Let's say you have a table of invoices

CREATE TABLE Invoice
(  InvoiceID int IDENTITY(1,1) PRIMARY KEY,
   InvoiceDate DateTime CONSTRAINT [df_invoicedate] DEFAULT GETDATE(),
   ....
)

The invoice table has an InvoiceDate which is always the current date/time when the record is inserted.

Let's say you index this date

CREATE INDEX idx_InvoiceDate ON Invoice(InvoiceDate)

Note this is a non-clustered index (held in a separate file).

Let's say we know the RDBMS uses B+tree format for index files.

Bearing in mind that all inserts will hit the same page of the index file (because they are always at the end of the sort order), and that inserts into a single location are worst-case for B+tree insert, what special considerations should be observed?

Will this index end up lopsided?
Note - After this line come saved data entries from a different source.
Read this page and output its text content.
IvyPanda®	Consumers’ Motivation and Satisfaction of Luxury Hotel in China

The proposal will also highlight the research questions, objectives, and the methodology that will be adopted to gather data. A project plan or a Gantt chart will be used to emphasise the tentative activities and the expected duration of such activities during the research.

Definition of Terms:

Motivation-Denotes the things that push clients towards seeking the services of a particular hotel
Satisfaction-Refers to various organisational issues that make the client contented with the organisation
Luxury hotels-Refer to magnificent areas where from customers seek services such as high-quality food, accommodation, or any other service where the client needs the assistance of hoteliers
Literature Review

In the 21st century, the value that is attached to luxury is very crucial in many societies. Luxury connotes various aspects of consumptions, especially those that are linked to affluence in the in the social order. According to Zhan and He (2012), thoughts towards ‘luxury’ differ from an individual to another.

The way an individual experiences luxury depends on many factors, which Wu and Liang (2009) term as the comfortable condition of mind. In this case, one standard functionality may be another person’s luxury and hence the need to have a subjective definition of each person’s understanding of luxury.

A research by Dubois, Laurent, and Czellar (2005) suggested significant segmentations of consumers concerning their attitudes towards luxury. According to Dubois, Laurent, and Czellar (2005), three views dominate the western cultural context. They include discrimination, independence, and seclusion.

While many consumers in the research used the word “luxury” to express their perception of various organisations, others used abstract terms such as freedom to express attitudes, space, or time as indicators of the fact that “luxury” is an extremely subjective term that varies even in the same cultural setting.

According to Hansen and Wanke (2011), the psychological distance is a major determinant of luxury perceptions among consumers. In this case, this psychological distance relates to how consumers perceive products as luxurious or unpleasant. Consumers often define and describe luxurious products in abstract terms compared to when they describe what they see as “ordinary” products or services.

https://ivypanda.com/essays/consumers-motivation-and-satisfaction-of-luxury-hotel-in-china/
Should it be reindexed regularly? Should I use a low, normal, or high fill factor?

Should we try to find something else to put into the index prior to the date, e.g. an invoice type, to get the tree to balance out more evenly?
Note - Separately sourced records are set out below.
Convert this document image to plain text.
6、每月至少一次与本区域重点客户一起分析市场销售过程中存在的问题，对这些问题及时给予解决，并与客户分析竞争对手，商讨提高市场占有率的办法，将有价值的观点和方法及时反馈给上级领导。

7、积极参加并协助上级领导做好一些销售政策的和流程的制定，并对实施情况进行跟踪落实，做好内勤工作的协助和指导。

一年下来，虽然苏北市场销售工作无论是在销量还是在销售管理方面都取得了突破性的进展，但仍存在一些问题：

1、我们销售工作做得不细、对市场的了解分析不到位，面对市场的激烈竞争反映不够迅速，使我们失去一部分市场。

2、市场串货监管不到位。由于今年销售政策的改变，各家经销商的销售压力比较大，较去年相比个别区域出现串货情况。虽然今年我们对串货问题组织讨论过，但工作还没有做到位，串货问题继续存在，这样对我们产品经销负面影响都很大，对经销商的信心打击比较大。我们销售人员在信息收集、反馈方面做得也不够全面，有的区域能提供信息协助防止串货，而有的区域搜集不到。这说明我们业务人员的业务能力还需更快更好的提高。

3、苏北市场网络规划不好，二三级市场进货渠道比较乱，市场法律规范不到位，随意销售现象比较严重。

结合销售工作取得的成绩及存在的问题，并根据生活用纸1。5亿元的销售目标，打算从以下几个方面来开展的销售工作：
Will there be issues with hotspots or index page contention, because all inserts hits the same part of the index? What can I do to mitigate that?

I understand that for an ascending surrogate key, a reverse key index might be better. But this is a date and I may want to perform scans of a date range. Is there anything I can do that will alleviate any of the issues that reverse key indices are meant to address?
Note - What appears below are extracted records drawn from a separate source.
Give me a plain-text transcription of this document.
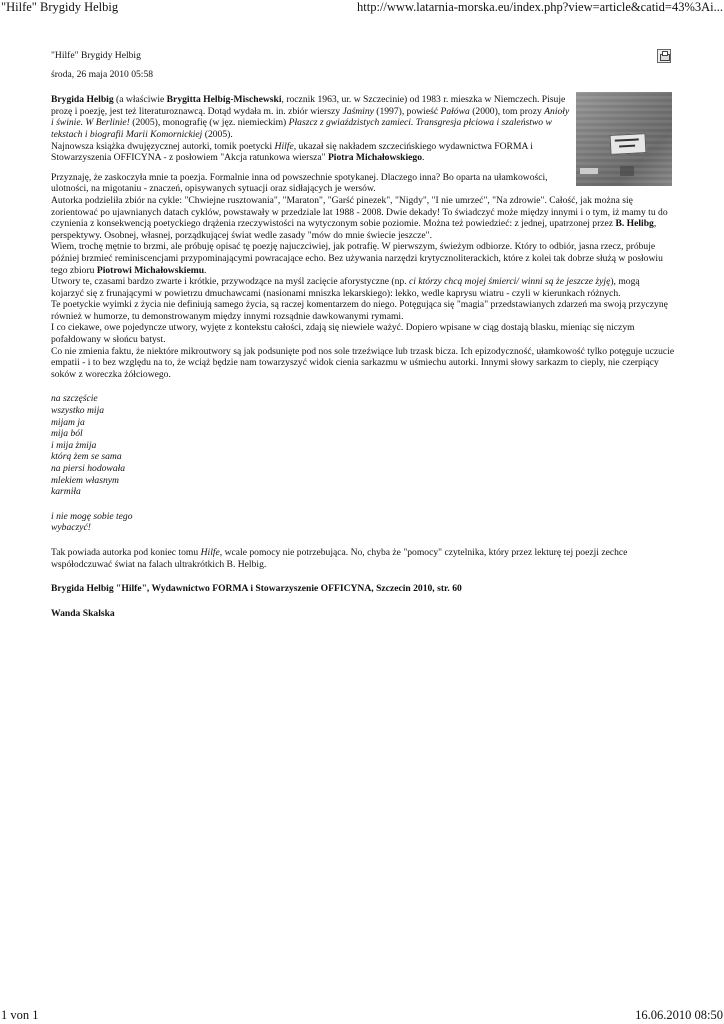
"Hilfe" Brygidy Helbig	http://www.latarnia-morska.eu/index.php?view=article&catid=43%3Ai...

"Hilfe" Brygidy Helbig

środa, 26 maja 2010 05:58

Brygida Helbig (a właściwie Brygitta Helbig-Mischewski, rocznik 1963, ur. w Szczecinie) od 1983 r. mieszka w Niemczech. Pisuje prozę i poezję, jest też literaturoznawcą. Dotąd wydała m. in. zbiór wierszy Jaśminy (1997), powieść Pałówa (2000), tom prozy Anioły i świnie. W Berlinie! (2005), monografię (w jęz. niemieckim) Płaszcz z gwiaździstych zamieci. Transgresja płciowa i szaleństwo w tekstach i biografii Marii Komornickiej (2005).

Najnowsza książka dwujęzycznej autorki, tomik poetycki Hilfe, ukazał się nakładem szczecińskiego wydawnictwa FORMA i Stowarzyszenia OFFICYNA - z posłowiem "Akcja ratunkowa wiersza" Piotra Michałowskiego.

Przyznaję, że zaskoczyła mnie ta poezja. Formalnie inna od powszechnie spotykanej. Dlaczego inna? Bo oparta na ułamkowości, ulotności, na migotaniu - znaczeń, opisywanych sytuacji oraz sidłających je wersów.

Autorka podzieliła zbiór na cykle: "Chwiejne rusztowania", "Maraton", "Garść pinezek", "Nigdy", "I nie umrzeć", "Na zdrowie". Całość, jak można się zorientować po ujawnianych datach cyklów, powstawały w przedziale lat 1988 - 2008. Dwie dekady! To świadczyć może między innymi i o tym, iż mamy tu do czynienia z konsekwencją poetyckiego drążenia rzeczywistości na wytyczonym sobie poziomie. Można też powiedzieć: z jednej, upatrzonej przez B. Helibg, perspektywy. Osobnej, własnej, porządkującej świat wedle zasady "mów do mnie świecie jeszcze".

Wiem, trochę mętnie to brzmi, ale próbuję opisać tę poezję najuczciwiej, jak potrafię. W pierwszym, świeżym odbiorze. Który to odbiór, jasna rzecz, próbuje później brzmieć reminiscencjami przypominającymi powracające echo. Bez używania narzędzi krytycznoliterackich, które z kolei tak dobrze służą w posłowiu tego zbioru Piotrowi Michałowskiemu.

Utwory te, czasami bardzo zwarte i krótkie, przywodzące na myśl zacięcie aforystyczne (np. ci którzy chcą mojej śmierci/ winni są że jeszcze żyję), mogą kojarzyć się z frunającymi w powietrzu dmuchawcami (nasionami mniszka lekarskiego): lekko, wedle kaprysu wiatru - czyli w kierunkach różnych.

Te poetyckie wyimki z życia nie definiują samego życia, są raczej komentarzem do niego. Potęgująca się "magia" przedstawianych zdarzeń ma swoją przyczynę również w humorze, tu demonstrowanym między innymi rozsądnie dawkowanymi rymami.

I co ciekawe, owe pojedyncze utwory, wyjęte z kontekstu całości, zdają się niewiele ważyć. Dopiero wpisane w ciąg dostają blasku, mieniąc się niczym pofałdowany w słońcu batyst.

Co nie zmienia faktu, że niektóre mikroutwory są jak podsunięte pod nos sole trzeźwiące lub trzask bicza. Ich epizodyczność, ułamkowość tylko potęguje uczucie empatii - i to bez względu na to, że wciąż będzie nam towarzyszyć widok cienia sarkazmu w uśmiechu autorki. Innymi słowy sarkazm to cieply, nie czerpiący soków z woreczka żółciowego.

na szczęście
wszystko mija
mijam ja
mija ból
i mija żmija
którą żem se sama
na piersi hodowała
mlekiem własnym
karmiła
i nie mogę sobie tego
wybaczyć!

Tak powiada autorka pod koniec tomu Hilfe, wcale pomocy nie potrzebująca. No, chyba że "pomocy" czytelnika, który przez lekturę tej poezji zechce współodczuwać świat na falach ultrakrótkich B. Helbig.

Brygida Helbig "Hilfe", Wydawnictwo FORMA i Stowarzyszenie OFFICYNA, Szczecin 2010, str. 60

Wanda Skalska

1 von 1	16.06.2010 08:50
Or is all of this a total non-issue, and indices of this kind are fine and I should stop worrying about it?

Best Answer

Will this index end up lopsided?
No. The way the BTree algorithm works keeps it balanced. (One interpretation of the "B" in BTree is for "balanced".) As leaf pages fill they cause parent pages to split, with half the rows going to each new parent. Further rows cause further splits, which cascade up the tree until the root has to split, at which point a new root page is created. At every stage all paths from root to leaf have the same length and hence "balanced".

Should it be reindexed regularly?
Yes. Each DBMS has its own idiosynchracies but likely regular re-build of indexes will be recommended. If for no other reason, the statistics will get out of date eventually which will result in less efficient query plans.

Should I use a low, normal, or high fill factor?
As all writes will be on the right-most pages leaving free space anywhere else will be a waste. There will never be any writes to use up that free space. Use a fill factor of 100%.

Should we try to find something else to put into the index
Indexes aren't (generally speaking) created for entertainment purposes. They're there to improve query performance or support constraint enforcement. If your workload would benefit from a <something> + date index then create that. If not, don't. Indexes require extra work during writes and consume space and maintenance time. Create the ones you need and no more. And no less. Keep in mind filtered indexes and included columns. Bear in mind that optimiser math may mean your indexes aren't used anyway.

Will there be issues with hotspots or index page contention .. What can I do to mitigate that?
Well, yes, in theory. First test and prove you'll have a problem meeting your expectied transaction-per-second count. If you can't, are you sure it's this index that's the limiting factor? If it is, in-memory tables and snapshot isolation may implement concurrency mechanisms different to the "base" system's, depending on DBMS. There may be alternative storage engines whose characteristics differ. Try those to see if the pain receeds. You can always post a follow-up question here with quantatative observations!

I understand that for an ascending surrogate key..
Surrogate keys are made-up values that replace human-intelligible natural keys. They're used for reasons releated to DBMS implementation peculiarities and are not inherent to the relational model. Your date is not a surrogate key - it is business data.

a reverse key index might be better.
Hmmm .. OK, so instead of writing all today's rows to key value 20161021 you'd write them to .. 12016102? How does that help? Hashing won't help either: to use the hashed values for lookup each date would have to produce the same hash so there's still a hotspot.

Or is all of this a total non-issue, and indices of this kind are fine and I should stop worrying about it?
Probably. The vast majority of indexes on most systems are like this. By-and-large they work just fine and the DBMS is able to process significant workloads on modest hardware. Indexing is one of those things you can (and should) tweak ad nauseam after go-live. Concentrate on delivering a normalised, feature-rich, debugged system. Tune it afterwards.